Too many people insist on holding onto frozen dreams instead of realizing that a relationship is a learning journey. You work at it. You work at it hard and you work at it soft and you make discovery, learning and growing central to your relationship. You listen to each other and you listen to yourself. You learn to not “should” all over each other. You make space, you encourage and you try to take the higher roads. You live and let live and you then discover that it makes every year a bit better because you are able to take in more about life, more about each other and more about growing together.
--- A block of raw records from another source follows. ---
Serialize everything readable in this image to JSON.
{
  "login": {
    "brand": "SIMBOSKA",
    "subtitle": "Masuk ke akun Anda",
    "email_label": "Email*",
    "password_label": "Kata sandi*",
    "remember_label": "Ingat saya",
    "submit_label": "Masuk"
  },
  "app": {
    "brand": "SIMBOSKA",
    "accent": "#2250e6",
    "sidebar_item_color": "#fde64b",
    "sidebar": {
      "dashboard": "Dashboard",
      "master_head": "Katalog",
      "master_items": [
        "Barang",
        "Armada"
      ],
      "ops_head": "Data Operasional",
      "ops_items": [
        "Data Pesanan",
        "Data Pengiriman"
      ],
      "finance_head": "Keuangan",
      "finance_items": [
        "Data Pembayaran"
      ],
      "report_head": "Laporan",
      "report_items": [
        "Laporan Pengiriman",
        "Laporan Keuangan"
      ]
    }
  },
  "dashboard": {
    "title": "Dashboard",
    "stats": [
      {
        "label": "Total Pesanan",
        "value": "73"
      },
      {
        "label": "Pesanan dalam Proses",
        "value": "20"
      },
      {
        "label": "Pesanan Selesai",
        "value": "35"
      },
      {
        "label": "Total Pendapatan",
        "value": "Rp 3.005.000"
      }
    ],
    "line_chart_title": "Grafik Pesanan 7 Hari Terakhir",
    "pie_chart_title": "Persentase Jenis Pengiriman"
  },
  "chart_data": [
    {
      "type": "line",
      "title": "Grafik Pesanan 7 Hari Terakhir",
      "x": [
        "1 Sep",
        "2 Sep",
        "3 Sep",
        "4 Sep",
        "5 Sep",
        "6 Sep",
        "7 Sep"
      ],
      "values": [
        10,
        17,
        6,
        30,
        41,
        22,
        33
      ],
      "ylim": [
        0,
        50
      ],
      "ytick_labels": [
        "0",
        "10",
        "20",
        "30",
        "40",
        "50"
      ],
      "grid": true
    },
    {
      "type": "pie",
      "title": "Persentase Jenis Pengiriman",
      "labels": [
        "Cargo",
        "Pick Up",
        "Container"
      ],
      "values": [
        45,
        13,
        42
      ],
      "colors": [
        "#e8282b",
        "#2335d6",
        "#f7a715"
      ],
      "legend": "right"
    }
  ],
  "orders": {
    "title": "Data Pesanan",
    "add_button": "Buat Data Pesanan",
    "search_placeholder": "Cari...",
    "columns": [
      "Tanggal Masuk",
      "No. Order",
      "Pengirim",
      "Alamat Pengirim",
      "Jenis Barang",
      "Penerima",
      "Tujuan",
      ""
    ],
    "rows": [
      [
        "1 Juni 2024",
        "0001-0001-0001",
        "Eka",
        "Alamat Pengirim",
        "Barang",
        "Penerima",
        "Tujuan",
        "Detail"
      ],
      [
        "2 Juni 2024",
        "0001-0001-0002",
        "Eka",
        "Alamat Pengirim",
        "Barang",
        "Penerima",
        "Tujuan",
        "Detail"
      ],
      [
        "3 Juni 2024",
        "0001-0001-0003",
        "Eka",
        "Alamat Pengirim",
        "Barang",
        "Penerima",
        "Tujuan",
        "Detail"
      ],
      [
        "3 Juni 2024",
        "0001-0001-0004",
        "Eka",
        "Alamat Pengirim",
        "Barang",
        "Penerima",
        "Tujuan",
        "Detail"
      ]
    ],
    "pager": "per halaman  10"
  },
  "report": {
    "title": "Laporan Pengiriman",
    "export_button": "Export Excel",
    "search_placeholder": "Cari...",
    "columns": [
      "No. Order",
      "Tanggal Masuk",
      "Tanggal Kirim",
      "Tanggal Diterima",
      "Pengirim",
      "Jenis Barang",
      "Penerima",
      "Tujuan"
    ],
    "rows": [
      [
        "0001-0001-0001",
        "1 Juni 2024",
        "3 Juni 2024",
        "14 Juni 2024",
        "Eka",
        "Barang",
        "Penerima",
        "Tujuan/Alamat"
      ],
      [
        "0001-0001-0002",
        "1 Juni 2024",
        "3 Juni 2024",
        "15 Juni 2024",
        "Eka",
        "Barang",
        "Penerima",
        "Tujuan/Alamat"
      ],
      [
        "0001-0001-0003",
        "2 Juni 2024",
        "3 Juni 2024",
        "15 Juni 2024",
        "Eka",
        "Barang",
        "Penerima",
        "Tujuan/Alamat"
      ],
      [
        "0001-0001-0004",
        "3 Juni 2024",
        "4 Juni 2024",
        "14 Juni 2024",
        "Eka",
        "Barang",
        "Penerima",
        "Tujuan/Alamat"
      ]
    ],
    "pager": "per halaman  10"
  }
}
The biggest mistake people make is to turn around at age 45 or 55 and say we don’t love each other the way we did at 25, it doesn’t feel the same. Well, of course not. What both of you were at 25 is frozen in time. You are now 45 or 55 – who says it’s supposed to feel the same? You are different; your partner is different. You have experience, wisdom, perspective and you have managed to overcome adversity. You are more set in some of your ways and at the same time you can grow and evolve in other ways. If you listen to each other’s growth and pay attention to your own—love at 45 and 55 is deeper, more interesting and fascinating and 100 times better than it was at 25, and it helps both of you to continue to evolve.
Have you noticed the two thirds of EVOLVE is love? Does that not tell us that love is the inner propulsion of growth, development and evolution?